Try to picture the father of modern genetics conducting his experiments on spore plants. He would have spent every day on his hands and knees in the mud, searching for tiny gametophytes and hopelessly trying to corral their sperm and eggs. How could one possibly control the breeding of plants whose sex happens out of sight in the soil, with microscopic,
free-swimming sperm? Spore plants simply don’t lend themselves to manipulation, which is why the handful of ferns and mosses that have ever been domesticated remain essentially unchanged from their wild ancestors. (It’s worth noting another spore trait that prevents them from being particularly useful to people: because they don’t “pack a lunch” for their babies, spores have no nutritional value. People might nibble on the occasional leaf of a spore plant, but—with very few exceptions—you can’t make bread, porridge, or
anything else from the spores themselves.)
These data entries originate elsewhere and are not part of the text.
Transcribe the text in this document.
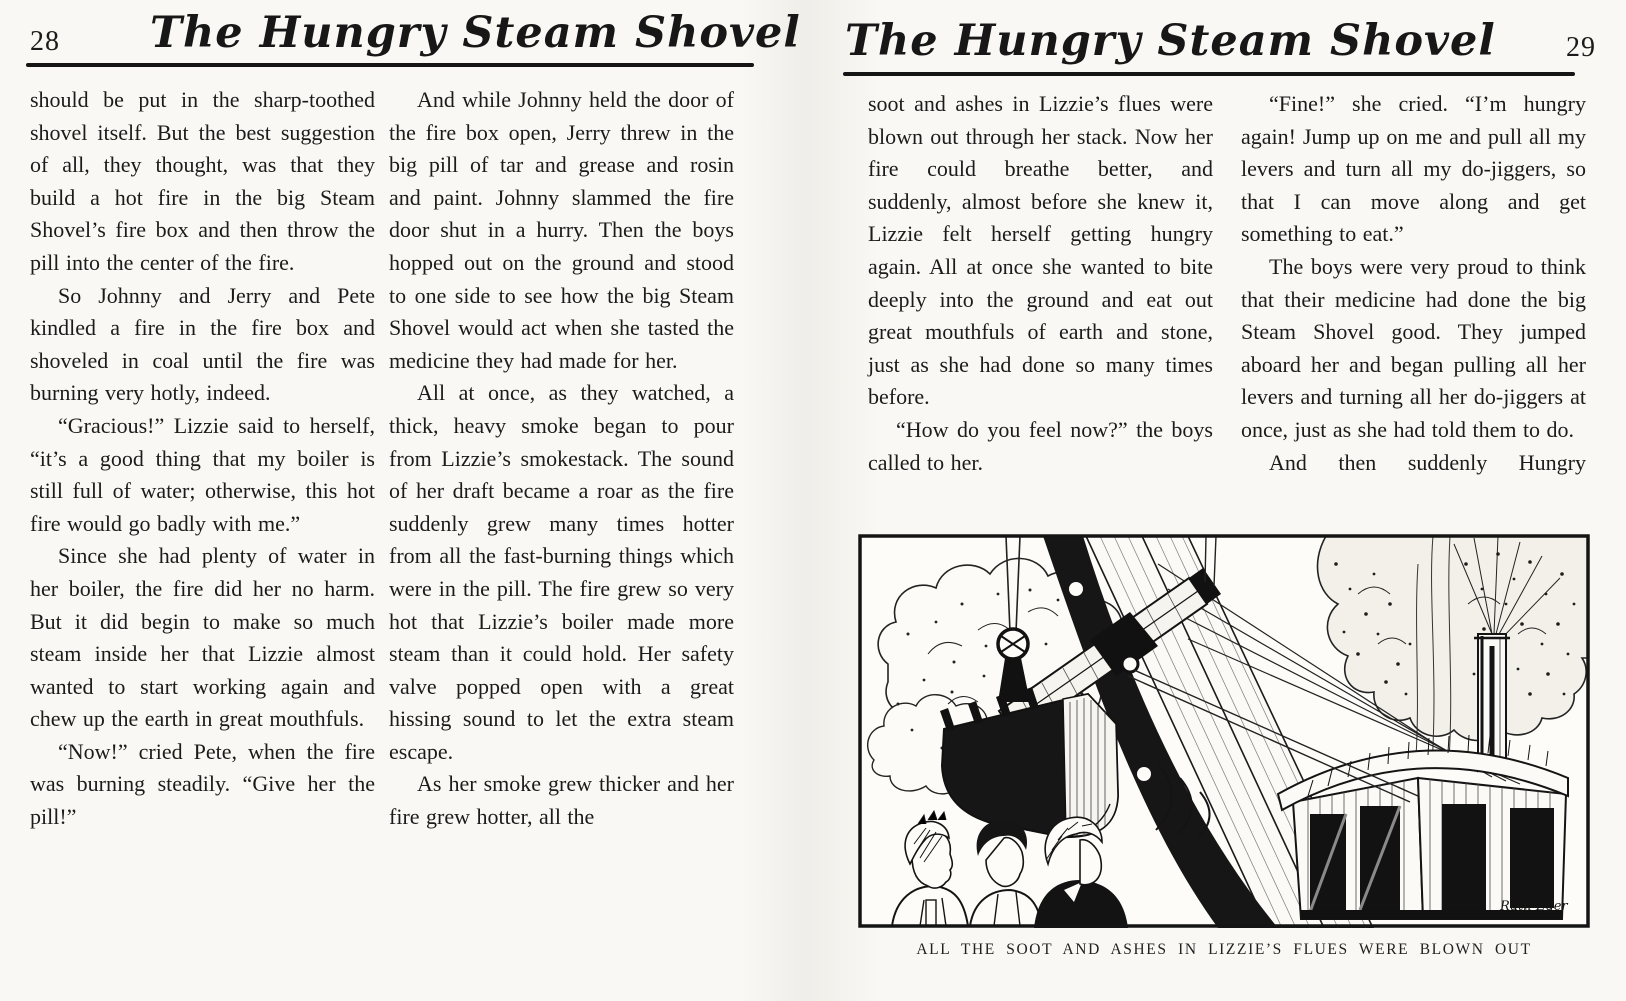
28 The Hungry Steam Shovel

should be put in the sharp-toothed shovel itself. But the best suggestion of all, they thought, was that they build a hot fire in the big Steam Shovel’s fire box and then throw the pill into the center of the fire.

So Johnny and Jerry and Pete kindled a fire in the fire box and shoveled in coal until the fire was burning very hotly, indeed.

“Gracious!” Lizzie said to herself, “it’s a good thing that my boiler is still full of water; otherwise, this hot fire would go badly with me.”

Since she had plenty of water in her boiler, the fire did her no harm. But it did begin to make so much steam inside her that Lizzie almost wanted to start working again and chew up the earth in great mouthfuls.

“Now!” cried Pete, when the fire was burning steadily. “Give her the pill!”

And while Johnny held the door of the fire box open, Jerry threw in the big pill of tar and grease and rosin and paint. Johnny slammed the fire door shut in a hurry. Then the boys hopped out on the ground and stood to one side to see how the big Steam Shovel would act when she tasted the medicine they had made for her.

All at once, as they watched, a thick, heavy smoke began to pour from Lizzie’s smokestack. The sound of her draft became a roar as the fire suddenly grew many times hotter from all the fast-burning things which were in the pill. The fire grew so very hot that Lizzie’s boiler made more steam than it could hold. Her safety valve popped open with a great hissing sound to let the extra steam escape.

As her smoke grew thicker and her fire grew hotter, all the

The Hungry Steam Shovel	29

soot and ashes in Lizzie’s flues were blown out through her stack. Now her fire could breathe better, and suddenly, almost before she knew it, Lizzie felt herself getting hungry again. All at once she wanted to bite deeply into the ground and eat out great mouthfuls of earth and stone, just as she had done so many times before.

“How do you feel now?” the boys called to her.

“Fine!” she cried. “I’m hungry again! Jump up on me and pull all my levers and turn all my do-jiggers, so that I can move along and get something to eat.”

The boys were very proud to think that their medicine had done the big Steam Shovel good. They jumped aboard her and began pulling all her levers and turning all her do-jiggers at once, just as she had told them to do.

And then suddenly Hungry

Ruth Eger
ALL THE SOOT AND ASHES IN LIZZIE’S FLUES WERE BLOWN OUT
Mendel never considered studying ferns or mosses. As a farmer’s son, he knew enough about plants to realize that such a haphazard mating scheme could never teach him about heredity. But he did try his hand with mice, reportedly stopping only after the local bishop found it unseemly for a monk’s quarters to be filled with cages of rapidly multiplying rodents. When he finally settled on peas, Mendel found a system ideally suited to his experiments. Hand-pollinating
the flowers allowed him to play matchmaker, selecting exactly which plants he wanted to cross and then watching how their traits were passed down. Unlike spores, the seeds of his pea plants united genes from both parents into something that could be easily sorted, examined, and counted. And unlike mice, they lived outdoors, smelled sweet, and even provided a tasty surplus for the monastery kitchen.